Best 18 Java IDE Tools: – There’s no way a Java developer can do his/her work without having the right tools at their disposal. And, the luckily for Java developers, there are a plethora of tools that make it easier to write a great Java code. If you’re a Java developer, you may recognise and use any of the 18 programs listed below by Java Developers from Binariks.com to create your code, but chances are you’ve not used all of them.
- Clover – Atlassian created this code tool, which runs in a constant integration system or IDE. It comes with a test optimisation tool to ensure tests are running faster.
- Eclipse – This is an open-source integrated development environment, which is great for developers who need a Java tool to develop their code.
- FindBugs – This is a static code analyser that looks at possible code errors as deeply troubling.

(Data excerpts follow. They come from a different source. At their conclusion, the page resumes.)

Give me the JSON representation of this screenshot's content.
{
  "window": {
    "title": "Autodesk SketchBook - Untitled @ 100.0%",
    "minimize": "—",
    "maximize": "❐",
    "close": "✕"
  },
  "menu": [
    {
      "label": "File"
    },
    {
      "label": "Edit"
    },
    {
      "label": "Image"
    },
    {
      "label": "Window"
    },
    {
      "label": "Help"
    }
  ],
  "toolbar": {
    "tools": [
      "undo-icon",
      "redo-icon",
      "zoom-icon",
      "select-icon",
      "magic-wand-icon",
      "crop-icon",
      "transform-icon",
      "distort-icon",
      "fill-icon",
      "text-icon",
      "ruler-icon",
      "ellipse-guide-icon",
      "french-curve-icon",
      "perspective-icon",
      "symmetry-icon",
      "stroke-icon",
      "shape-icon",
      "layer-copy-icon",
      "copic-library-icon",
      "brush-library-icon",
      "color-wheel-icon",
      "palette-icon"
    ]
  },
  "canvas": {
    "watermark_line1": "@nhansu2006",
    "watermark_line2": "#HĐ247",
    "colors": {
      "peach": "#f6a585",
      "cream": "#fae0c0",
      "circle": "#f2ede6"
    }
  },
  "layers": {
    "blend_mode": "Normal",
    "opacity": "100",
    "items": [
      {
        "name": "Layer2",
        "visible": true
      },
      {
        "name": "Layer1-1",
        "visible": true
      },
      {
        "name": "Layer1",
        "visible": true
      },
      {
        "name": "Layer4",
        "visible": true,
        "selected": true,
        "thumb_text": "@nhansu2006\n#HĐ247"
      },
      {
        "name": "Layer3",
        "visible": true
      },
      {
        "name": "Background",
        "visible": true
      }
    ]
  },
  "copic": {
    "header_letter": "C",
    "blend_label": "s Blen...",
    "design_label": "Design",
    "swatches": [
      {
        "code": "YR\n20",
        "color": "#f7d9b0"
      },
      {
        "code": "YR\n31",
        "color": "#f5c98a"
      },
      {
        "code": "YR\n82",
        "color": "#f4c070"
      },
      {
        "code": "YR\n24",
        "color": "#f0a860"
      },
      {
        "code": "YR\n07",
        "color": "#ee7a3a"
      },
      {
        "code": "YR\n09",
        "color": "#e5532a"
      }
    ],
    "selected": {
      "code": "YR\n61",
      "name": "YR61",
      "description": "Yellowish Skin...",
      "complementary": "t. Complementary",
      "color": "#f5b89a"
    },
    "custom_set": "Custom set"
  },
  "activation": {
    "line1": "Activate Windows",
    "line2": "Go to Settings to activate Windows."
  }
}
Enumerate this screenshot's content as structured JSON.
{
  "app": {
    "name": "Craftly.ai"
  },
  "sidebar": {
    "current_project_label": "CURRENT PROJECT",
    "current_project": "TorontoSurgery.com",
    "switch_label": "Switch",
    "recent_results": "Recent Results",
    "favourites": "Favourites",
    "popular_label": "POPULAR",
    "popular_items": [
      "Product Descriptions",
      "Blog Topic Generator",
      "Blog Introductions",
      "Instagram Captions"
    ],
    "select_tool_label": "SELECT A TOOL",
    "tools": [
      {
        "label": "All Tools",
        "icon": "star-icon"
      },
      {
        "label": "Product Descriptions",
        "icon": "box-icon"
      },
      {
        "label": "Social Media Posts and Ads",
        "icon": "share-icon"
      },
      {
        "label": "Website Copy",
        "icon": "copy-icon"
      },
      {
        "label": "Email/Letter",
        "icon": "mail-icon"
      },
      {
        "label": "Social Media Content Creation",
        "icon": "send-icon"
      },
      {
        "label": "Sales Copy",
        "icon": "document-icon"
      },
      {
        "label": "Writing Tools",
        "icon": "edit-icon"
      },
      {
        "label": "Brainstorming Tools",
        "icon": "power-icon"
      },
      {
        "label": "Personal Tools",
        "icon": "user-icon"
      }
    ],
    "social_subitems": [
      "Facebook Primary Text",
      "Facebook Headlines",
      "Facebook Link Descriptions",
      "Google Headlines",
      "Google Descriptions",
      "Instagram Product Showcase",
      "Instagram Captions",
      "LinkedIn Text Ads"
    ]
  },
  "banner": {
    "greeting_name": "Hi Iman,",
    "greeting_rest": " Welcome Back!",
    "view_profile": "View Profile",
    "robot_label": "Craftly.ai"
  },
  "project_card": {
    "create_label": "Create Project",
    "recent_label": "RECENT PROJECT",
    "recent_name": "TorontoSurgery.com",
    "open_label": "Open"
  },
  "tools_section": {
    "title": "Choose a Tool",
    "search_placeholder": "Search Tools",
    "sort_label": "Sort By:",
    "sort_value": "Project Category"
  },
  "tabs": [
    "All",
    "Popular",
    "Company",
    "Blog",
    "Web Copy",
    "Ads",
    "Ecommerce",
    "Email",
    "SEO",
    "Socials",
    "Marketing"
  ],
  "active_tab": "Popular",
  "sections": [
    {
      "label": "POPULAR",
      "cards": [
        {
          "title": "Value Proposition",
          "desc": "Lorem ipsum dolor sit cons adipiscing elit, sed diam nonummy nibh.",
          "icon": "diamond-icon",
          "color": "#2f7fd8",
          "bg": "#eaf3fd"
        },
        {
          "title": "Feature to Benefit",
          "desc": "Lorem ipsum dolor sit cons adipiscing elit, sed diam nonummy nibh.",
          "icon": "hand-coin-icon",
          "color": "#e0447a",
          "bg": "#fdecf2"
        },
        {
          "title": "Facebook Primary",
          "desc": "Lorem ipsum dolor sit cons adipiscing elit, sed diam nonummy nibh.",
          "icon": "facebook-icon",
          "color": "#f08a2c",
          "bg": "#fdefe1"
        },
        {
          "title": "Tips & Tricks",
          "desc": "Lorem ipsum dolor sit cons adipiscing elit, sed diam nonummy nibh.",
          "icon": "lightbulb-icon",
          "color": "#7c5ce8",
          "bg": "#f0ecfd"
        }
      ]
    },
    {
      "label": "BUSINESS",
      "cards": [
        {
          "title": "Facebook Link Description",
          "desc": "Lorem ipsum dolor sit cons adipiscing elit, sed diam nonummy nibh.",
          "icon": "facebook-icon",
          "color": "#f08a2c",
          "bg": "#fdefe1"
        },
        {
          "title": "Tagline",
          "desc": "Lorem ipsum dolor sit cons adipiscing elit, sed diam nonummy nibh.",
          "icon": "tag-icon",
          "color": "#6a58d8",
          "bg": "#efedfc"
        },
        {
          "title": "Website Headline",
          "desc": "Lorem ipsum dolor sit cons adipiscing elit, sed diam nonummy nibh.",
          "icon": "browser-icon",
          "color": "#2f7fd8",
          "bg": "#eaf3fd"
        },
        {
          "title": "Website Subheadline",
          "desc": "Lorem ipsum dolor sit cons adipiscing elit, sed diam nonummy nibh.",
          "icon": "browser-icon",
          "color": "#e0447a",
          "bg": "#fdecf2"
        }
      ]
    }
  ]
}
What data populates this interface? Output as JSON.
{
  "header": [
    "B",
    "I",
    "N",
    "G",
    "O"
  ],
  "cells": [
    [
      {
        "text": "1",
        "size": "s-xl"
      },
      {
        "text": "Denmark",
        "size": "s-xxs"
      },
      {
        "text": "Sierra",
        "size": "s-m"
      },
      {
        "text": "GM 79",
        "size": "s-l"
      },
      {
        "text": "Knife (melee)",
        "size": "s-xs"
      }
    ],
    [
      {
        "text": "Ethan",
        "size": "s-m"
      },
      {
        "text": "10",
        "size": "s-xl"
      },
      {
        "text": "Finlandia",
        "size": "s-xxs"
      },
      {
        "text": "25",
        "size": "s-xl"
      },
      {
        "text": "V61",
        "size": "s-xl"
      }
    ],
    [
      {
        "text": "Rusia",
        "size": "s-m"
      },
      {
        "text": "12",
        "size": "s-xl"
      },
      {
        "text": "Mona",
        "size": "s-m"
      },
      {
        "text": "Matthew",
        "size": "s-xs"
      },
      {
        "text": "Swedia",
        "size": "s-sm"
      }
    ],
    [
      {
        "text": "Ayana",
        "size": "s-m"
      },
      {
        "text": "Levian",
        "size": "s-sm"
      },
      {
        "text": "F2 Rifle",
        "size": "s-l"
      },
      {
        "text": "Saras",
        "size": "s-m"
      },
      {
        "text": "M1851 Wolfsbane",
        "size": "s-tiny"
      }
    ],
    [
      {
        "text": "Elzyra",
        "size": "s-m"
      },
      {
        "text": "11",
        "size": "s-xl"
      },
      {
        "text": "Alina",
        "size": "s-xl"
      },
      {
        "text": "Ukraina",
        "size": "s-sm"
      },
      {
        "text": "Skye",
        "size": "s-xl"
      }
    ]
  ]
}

It can be used alone or along with other Java tools as a plug-in.
- Gradle – This is a build tool, which automates building, publishing, testing and deployment of software along with producing documentation and static websites.
- Guava – This is a utility library with core libraries Google relies upon for projects that are Java-based such as primitives support, caching, collections, string processing, etc.
- Guice – Google’s lightweight reliance inversion of Control framework.
- Hibernate – This program is an object-relational mapper that uses API
- IntelliJ – This is an IDE that JetBrains has developed in an Apache 2-licensed community and commercial edition. It has similar features seen in Eclipse.
- Jackson – This tool ensures developers get something that’s lightweight and fast.
- JD-GUI – This Java decompiler tool is a single graphic utility that can show the .class source codes. It’s free to use for non-commercial use.
- Jenkins – This is a customizable, continuous integration tool that has over 600 plugins.
- Jetty – This is a lightweight app server.
- JUnit – This is a unit test framework with a primary tool for test-driven development that includes constant white-box testing.
- Mockito – This is a mock library that’s considered open source and allows for mock creation, verification and bumping.
- Snappy – Google Code offers this compression/decompression library, and is useful when speed is a necessity.
- Spring Boot – This is an application development system that works in the build system.
- VisualVM – This in all-in-one troubleshooting Java tool that’s equipped with JDK.
- YourKit – This is a Java profile that integrates on-demand profiling in production and development, powerful analysis capabilities and continuous application server integration and IDE.
One of the best tools that allow you to see everything within the Java applications you use is the New Relic Java Monitoring. With it, you can locate code-level application performance issues right away so they can be quickly fixed.